“No, it’s not wrong! We’ll get you free. He—I’ll say it now, Diane—he had no right to marry you!”

“I was the one who did wrong—as much as he did,” she managed to say. “I—I thought I loved him; I told him I loved him. I must have. If I didn’t, I—I could never have married him!”

“But you were mistaken! That’s common; it happens often. You were mistaken—you didn’t love him!”

She stopped again, and the misty sunlight illumined her face until it appeared to him to have a purity as luminous and fragile as an alabaster lamp. Her spirit, tried beyond endurance, seemed to be shining through it, darkening her eyes and softening her lips.

“Oh, I’m not sure!” she cried. “Don’t you see how I feel? There are two roads, and I stand at the crossing. I’m bewildered; I can’t see; I can only feel——”

“But I know!” he returned with profound emotion. “I know! My love is strong enough to find the way for us both. It’s not wrong to love you, for you’ve given him up!”
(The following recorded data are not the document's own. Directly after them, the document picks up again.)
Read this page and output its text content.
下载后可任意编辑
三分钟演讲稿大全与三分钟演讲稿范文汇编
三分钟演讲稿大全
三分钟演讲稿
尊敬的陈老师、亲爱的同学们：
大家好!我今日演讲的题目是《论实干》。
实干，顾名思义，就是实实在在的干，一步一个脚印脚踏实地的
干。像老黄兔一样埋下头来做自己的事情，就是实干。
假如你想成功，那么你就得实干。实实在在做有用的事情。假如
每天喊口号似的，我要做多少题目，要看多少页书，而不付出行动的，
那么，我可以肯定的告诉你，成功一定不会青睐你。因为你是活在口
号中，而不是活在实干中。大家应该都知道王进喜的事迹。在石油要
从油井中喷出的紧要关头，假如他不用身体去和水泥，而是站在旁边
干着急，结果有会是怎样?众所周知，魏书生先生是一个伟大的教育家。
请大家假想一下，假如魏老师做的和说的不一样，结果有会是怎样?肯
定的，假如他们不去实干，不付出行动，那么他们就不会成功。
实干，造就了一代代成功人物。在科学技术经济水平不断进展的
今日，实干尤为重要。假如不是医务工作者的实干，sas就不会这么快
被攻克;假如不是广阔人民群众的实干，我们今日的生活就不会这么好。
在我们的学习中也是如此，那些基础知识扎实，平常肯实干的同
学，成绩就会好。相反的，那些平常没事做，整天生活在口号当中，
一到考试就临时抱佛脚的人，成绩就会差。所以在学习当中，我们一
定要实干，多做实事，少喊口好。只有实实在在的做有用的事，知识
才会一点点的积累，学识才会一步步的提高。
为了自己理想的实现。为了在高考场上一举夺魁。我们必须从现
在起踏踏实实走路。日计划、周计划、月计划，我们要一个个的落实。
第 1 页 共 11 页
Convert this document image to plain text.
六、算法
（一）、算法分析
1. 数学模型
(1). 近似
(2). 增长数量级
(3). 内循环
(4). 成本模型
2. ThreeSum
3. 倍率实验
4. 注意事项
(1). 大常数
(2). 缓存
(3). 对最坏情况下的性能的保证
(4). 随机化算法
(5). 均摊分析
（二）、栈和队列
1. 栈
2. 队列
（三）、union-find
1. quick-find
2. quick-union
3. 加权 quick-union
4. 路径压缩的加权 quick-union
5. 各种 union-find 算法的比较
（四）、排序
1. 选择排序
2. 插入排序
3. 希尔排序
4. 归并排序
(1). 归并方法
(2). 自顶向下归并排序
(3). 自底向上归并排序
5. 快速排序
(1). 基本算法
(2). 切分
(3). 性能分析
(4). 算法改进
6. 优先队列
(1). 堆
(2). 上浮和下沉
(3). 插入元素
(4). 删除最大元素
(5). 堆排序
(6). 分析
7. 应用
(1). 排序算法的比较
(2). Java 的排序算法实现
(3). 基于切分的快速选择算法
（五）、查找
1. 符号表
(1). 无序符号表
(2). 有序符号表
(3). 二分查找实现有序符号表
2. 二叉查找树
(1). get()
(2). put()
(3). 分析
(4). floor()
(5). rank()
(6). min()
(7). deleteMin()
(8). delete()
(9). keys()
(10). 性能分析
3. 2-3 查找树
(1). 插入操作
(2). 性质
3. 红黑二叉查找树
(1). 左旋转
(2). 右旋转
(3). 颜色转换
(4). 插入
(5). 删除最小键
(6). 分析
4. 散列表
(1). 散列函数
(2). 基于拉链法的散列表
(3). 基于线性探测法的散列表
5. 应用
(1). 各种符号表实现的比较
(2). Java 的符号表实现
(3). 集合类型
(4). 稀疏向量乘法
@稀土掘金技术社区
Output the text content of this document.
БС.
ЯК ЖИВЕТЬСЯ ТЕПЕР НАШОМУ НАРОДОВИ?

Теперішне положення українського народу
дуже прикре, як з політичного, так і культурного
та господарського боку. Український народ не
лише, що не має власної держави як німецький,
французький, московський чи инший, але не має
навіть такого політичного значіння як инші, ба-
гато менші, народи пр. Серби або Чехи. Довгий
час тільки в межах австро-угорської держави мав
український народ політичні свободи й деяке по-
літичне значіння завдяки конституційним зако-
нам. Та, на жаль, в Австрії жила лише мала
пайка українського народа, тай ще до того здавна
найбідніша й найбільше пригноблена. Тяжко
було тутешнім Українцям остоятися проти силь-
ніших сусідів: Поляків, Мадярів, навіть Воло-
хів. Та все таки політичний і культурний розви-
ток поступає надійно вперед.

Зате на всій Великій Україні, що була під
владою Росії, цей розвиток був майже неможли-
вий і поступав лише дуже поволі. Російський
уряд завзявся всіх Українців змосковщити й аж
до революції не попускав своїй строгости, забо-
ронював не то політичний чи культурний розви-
For a moment, as she clung to him, he felt the slight weight of her body against him, the fragrance of her hair upon his cheek. Then she had slipped out of his arms and left him alone in the mist.

XXXII

In a tumult of feeling deeper and more complex than ever, Diane made her way through a meadow that furnished a short cut to her own door. She was vaguely aware that the grass was long, and that she was getting drenched nearly to her knees, when she saw, in a half-conscious way, a cluster of asters blooming happily just at the spot where a lowered fence-rail made it possible for her to scramble into the end of her father’s garden.

She was scarcely conscious of what she did, and she had a new feeling of guilt. Until now she had felt that she was as supremely in the right as Faunce was supremely in the wrong; but the whole attitude of her mind was breaking down. She felt a tremor of fear, though even at that moment she could not have told what it was she feared.